Christian Andersen describe la parada
del tren en Olazagutia como algo, diría yo, ciertamente espantoso. Un frio,
similar al que hubiera podido padecer en una travesía entre los montes de
Noruega y Suecia. Sin embargo canta excelencias sobre aquel pueblo con aspecto
de ciudad, con casas bien construidas y grandes soportales; San Sebastián,
fondas limpias y elegantes. Sigue contando cómo en Madrid hubieron de pagar un
precio muy alto por el visado de sus pasaportes y cómo en Irún se les volvió a
exigir un nuevo tributo, prueba clara de que algo había que sufrir para no
encontrar todo paradisíaco en España. Está claro que Andersen, allá por 1862,
desconocía el concepto de tasa turística.
Parece que es objetivo de nuestras
instituciones involucrar a los turistas en los costes de la ciudad y del
territorio que disfrutan a través de esa media moneda, dos monedas, o similar, que
se cobraría por cama, y puedan comprobar así que el paraíso que les ofrecemos tampoco
es completo.
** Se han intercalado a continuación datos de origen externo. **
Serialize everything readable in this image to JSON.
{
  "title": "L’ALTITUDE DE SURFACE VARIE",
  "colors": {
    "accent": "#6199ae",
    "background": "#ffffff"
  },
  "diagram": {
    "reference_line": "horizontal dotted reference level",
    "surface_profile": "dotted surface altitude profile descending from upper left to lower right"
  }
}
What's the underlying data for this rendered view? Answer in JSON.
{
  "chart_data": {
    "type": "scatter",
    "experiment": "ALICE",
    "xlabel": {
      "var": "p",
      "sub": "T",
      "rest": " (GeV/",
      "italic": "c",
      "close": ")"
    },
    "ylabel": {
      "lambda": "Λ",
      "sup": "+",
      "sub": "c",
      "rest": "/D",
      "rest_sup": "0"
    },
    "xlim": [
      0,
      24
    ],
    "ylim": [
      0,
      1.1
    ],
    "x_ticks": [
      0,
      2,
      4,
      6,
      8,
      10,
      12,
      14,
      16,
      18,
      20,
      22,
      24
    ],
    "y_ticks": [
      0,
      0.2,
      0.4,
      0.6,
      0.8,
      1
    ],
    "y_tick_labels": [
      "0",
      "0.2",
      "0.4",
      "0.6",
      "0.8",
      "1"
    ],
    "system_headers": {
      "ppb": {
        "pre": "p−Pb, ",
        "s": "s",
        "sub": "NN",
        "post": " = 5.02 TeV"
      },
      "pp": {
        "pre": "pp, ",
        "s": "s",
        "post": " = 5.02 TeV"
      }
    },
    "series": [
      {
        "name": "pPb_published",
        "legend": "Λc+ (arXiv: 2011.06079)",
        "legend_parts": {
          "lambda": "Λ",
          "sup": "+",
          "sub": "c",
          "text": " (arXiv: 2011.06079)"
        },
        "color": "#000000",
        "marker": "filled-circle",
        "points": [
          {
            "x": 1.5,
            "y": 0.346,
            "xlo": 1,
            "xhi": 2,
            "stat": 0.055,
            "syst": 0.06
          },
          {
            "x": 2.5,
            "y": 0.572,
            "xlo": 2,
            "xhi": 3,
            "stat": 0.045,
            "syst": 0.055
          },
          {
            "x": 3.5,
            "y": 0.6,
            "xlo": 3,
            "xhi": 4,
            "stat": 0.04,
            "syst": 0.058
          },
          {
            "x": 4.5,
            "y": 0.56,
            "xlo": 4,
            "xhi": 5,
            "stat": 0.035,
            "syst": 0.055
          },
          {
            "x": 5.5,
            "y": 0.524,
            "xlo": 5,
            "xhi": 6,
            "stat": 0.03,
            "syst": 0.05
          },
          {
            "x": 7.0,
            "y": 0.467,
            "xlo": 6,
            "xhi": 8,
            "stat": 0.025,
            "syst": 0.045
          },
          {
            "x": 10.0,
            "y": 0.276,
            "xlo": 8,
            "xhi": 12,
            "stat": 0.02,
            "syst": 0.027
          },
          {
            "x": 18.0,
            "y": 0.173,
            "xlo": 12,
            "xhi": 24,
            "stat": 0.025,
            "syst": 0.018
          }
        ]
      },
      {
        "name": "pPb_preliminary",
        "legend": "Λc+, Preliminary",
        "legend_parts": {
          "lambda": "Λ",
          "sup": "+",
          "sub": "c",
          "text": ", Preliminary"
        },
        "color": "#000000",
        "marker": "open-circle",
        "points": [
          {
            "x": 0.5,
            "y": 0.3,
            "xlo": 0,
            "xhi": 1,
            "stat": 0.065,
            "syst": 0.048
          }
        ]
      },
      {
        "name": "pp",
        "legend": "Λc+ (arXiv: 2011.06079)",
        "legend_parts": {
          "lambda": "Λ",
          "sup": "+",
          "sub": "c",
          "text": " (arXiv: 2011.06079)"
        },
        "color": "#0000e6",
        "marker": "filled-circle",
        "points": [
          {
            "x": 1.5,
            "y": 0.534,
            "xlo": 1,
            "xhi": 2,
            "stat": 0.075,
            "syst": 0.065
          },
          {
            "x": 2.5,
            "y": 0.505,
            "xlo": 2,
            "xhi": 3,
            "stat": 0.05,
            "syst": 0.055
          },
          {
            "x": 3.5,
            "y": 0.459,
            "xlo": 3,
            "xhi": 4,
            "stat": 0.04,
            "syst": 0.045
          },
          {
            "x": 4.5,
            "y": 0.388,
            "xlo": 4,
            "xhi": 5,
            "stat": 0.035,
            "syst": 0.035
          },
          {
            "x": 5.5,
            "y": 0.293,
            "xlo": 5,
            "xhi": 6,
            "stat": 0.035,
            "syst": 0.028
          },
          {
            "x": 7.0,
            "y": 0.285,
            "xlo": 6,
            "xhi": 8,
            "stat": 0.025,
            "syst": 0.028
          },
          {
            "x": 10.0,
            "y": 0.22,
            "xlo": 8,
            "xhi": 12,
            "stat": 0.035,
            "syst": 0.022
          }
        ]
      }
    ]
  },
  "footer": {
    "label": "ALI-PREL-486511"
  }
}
Hasta el momento pocas voces han discrepado en público de la idea.
Cabría resaltar la aceptación matizada de alguna asociación de empresarios
hosteleros que se muestra partidaria de reinvertir lo recaudado en la promoción
turística.
Me resulta bastante molesta esa idea
generalizada de que lo que las instituciones pretenden, indefectiblemente, es
recaudar; casi tan molesta como la de que quien paga es el único titular de
derechos. ¿Pueden los empresarios de hostelería, u otros, explicitar su inversión
en la promoción? ¿pueden las instituciones envidar diciendo que invertirán en
promoción una cantidad proporcional, o igual, a la inversión del sector?